Photo by Aarón Blanco Tejedor on Unsplash
Attempting the Entry Challenge for the 2022 CodeIT Suisse Coding Challenge
An extreme mouthful of a title, but I call it a bangin' start
I am not a competitive person and if you would consider drinking Milo at a pace of a dozen Tetra Paks an hour working well under stress; then, yes, I also work extremely well under stress.
So how exactly did I get myself into a situation where I'm submitting my registration and stress-googling (yes that is a thing) past runs of this challenge and how it kinda went? I too, do not know the answer to that question but I bet deep down it's something along the lines of padding the portfolio.

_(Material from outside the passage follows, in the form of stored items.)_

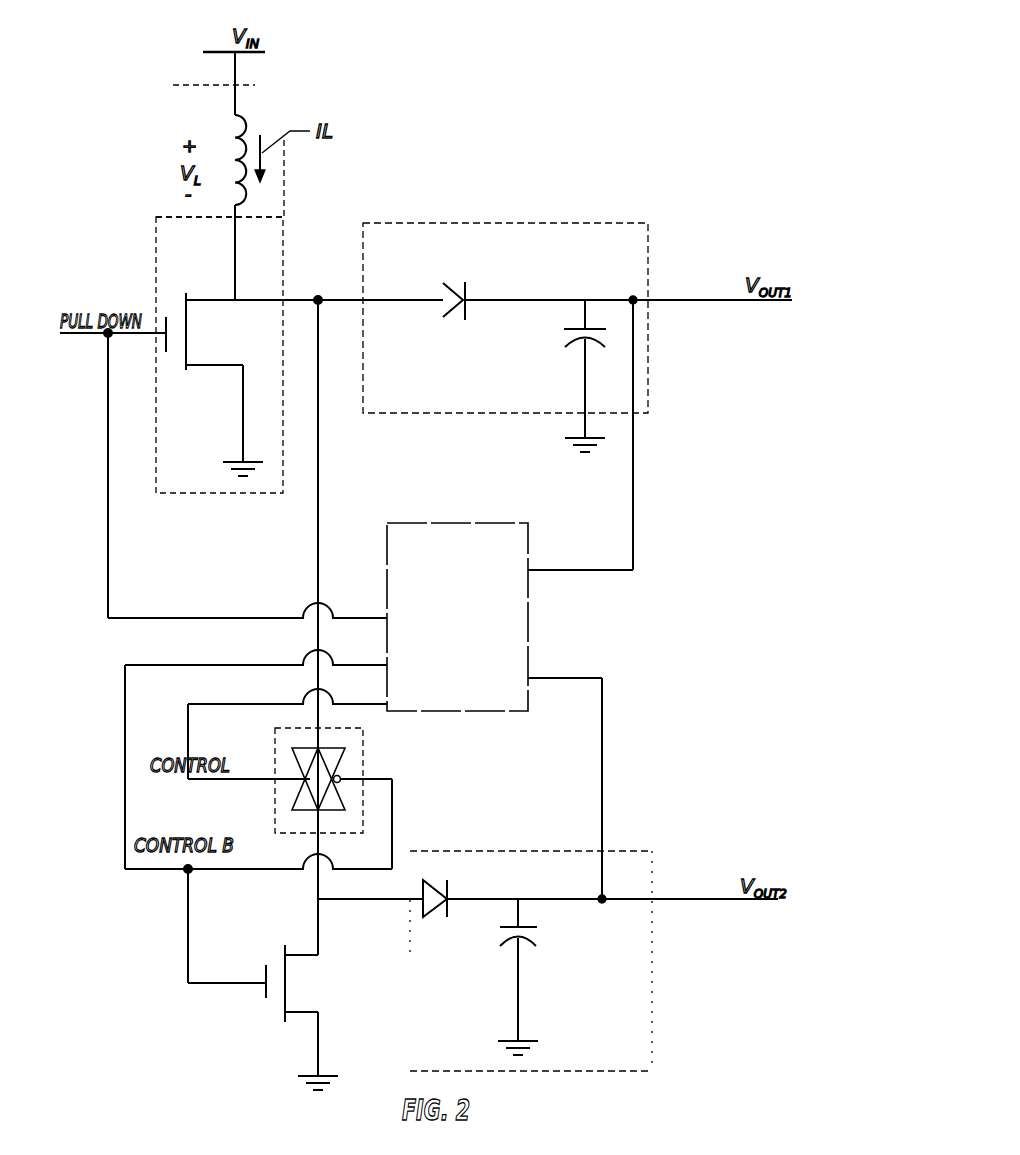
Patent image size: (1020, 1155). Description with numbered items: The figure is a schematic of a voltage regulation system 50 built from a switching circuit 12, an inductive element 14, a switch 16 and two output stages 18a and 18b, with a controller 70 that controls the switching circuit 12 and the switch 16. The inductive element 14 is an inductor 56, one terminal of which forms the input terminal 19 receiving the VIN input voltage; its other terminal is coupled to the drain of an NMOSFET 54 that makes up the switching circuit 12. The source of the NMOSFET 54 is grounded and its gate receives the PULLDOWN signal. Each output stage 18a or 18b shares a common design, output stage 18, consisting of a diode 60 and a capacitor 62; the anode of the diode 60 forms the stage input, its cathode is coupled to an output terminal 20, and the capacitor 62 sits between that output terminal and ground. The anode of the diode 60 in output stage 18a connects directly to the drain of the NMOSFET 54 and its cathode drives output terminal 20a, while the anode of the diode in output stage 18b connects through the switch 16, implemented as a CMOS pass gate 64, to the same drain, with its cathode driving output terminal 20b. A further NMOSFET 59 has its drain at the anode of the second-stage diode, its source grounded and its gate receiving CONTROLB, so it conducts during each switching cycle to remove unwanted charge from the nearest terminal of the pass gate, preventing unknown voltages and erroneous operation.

The voltage regulation system 50 is at (726, 139).
The input terminal 19 is at (264, 61).
The inductor 56 is at (290, 186).
The inductive element 14 is at (260, 151).
The switching circuit 12 is at (170, 355).
The NMOSFET 54 is at (185, 384).
The output stage 18 is at (507, 625).
The first output stage 18a is at (505, 296).
The second output stage 18b is at (531, 942).
The diode 60 is at (555, 624).
The capacitor 62 is at (528, 675).
The output terminal 20 is at (778, 620).
The first output terminal 20a is at (802, 320).
The second output terminal 20b is at (755, 920).
The controller 70 is at (494, 617).
The pass gate 64 is at (358, 762).
The switch 16 is at (355, 780).
The NMOSFET 59 is at (283, 1017).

But nevertheless, I am here to share my musings through my experience at the challenge.
The Entry Challenge
We were given a 3-page document of the challenge we had to solve in either Java, Javascript or Python in order to qualify for the actual challenge. See, when I first saw the document I was literally seeing stars, confused would be an understatement. So after an hour or so of hardcore googling (yes, it's in dictionaries now) I think I've gotten a gist of it.. Let me attempt to simplify.
Input
We were given an input of a comma-separated-value stream in the following format:
timestamp,ticker,quantity,price
So an example of the stream would look something like this:
[
"00:02,AAPL,2,155.10",
"00:02,META,3,161.15",
"00:02,META,4,160.38",
"00:12,AAPL,6,154.80",
"00:13,AAPL,4,154.22",
"00:16,META,4,160.30",
"00:16,AAPL,7,156.26",
...
]
Part 1: Aggregate
For the first part of the challenge, we had to aggregate the stream by timestamp in chronological order and output in the following format:
timestamp,ticker1,cumulative_quantity1,cumulative_notional1,ticker2,cumulative_quantity2,cumulative_notional2...
The value of the notional
property is quantity * price
, and cumulative just means.. the sum of those values grouped by the timestamp and ticker.

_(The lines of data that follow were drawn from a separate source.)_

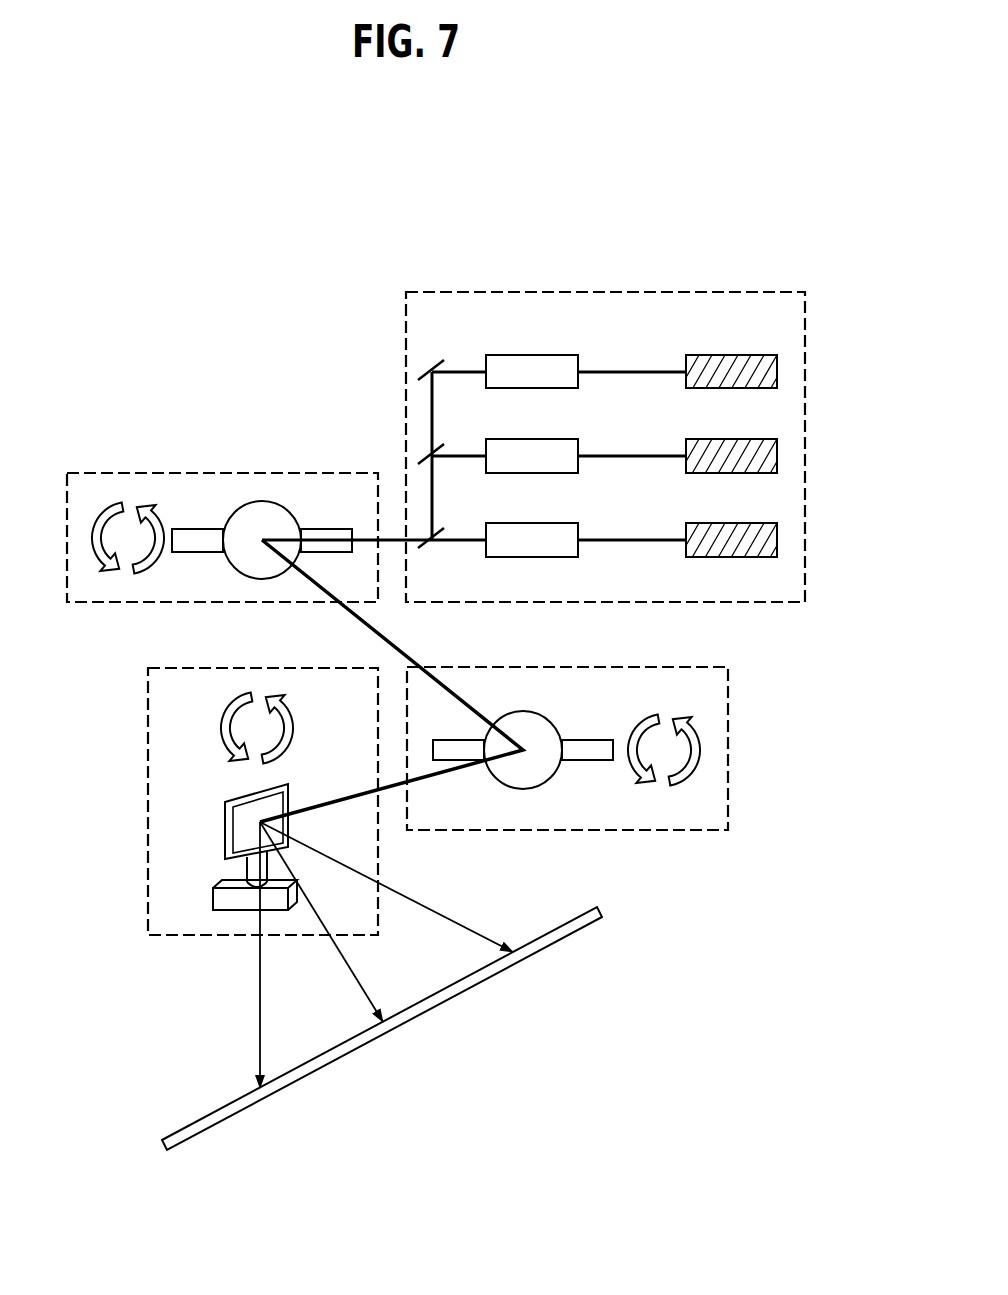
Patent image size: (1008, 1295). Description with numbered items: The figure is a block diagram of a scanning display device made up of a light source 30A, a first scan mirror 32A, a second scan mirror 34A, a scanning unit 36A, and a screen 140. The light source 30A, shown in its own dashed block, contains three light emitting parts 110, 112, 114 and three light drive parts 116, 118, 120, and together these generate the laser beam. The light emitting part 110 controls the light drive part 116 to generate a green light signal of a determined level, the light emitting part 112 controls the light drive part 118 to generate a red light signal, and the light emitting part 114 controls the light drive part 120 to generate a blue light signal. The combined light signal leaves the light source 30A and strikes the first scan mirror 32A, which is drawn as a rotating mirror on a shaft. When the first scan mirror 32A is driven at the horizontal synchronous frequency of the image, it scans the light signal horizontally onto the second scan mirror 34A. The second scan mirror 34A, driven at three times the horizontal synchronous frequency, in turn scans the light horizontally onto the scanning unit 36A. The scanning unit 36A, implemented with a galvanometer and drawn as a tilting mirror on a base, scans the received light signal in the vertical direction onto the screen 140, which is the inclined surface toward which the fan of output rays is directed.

The light source 30A is at (805, 452).
The light emitting part 110 is at (531, 357).
The light emitting part 112 is at (531, 441).
The light emitting part 114 is at (531, 525).
The light drive part 116 is at (730, 357).
The light drive part 118 is at (730, 441).
The light drive part 120 is at (730, 525).
The first scan mirror 32A is at (215, 472).
The second scan mirror 34A is at (728, 748).
The scanning unit 36A is at (148, 796).
The screen 140 is at (480, 985).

That might sound pretty confusing and if you're anything like me, examples translate better in my brain. With the example input I showed earlier, the output for this part should look like this:
[
"00:02,AAPL,2,310.2,META,7,1124.97",
"00:12,AAPL,6,928.80",
"00:13,AAPL,4,616.88",
"00:16,AAPL,7,1093.82,META,4,641.2"
]
Okay so! Now that we've got an understanding of the problem and what is required, lets think strategies.
Dictionaries?
At this point my first idea was to use dictionaries and my thought process of using dictionaries would kinda work like this:
Initialise a dictionary that would kinda be structured like so:
dict = { "00:02": { "AAPL": [2, 310.2], "META": [7, 1124.97], } ... }
And to create a dictionary like that we would need to iterate through everything in the stream, check for the keys, and then update the values accordingly.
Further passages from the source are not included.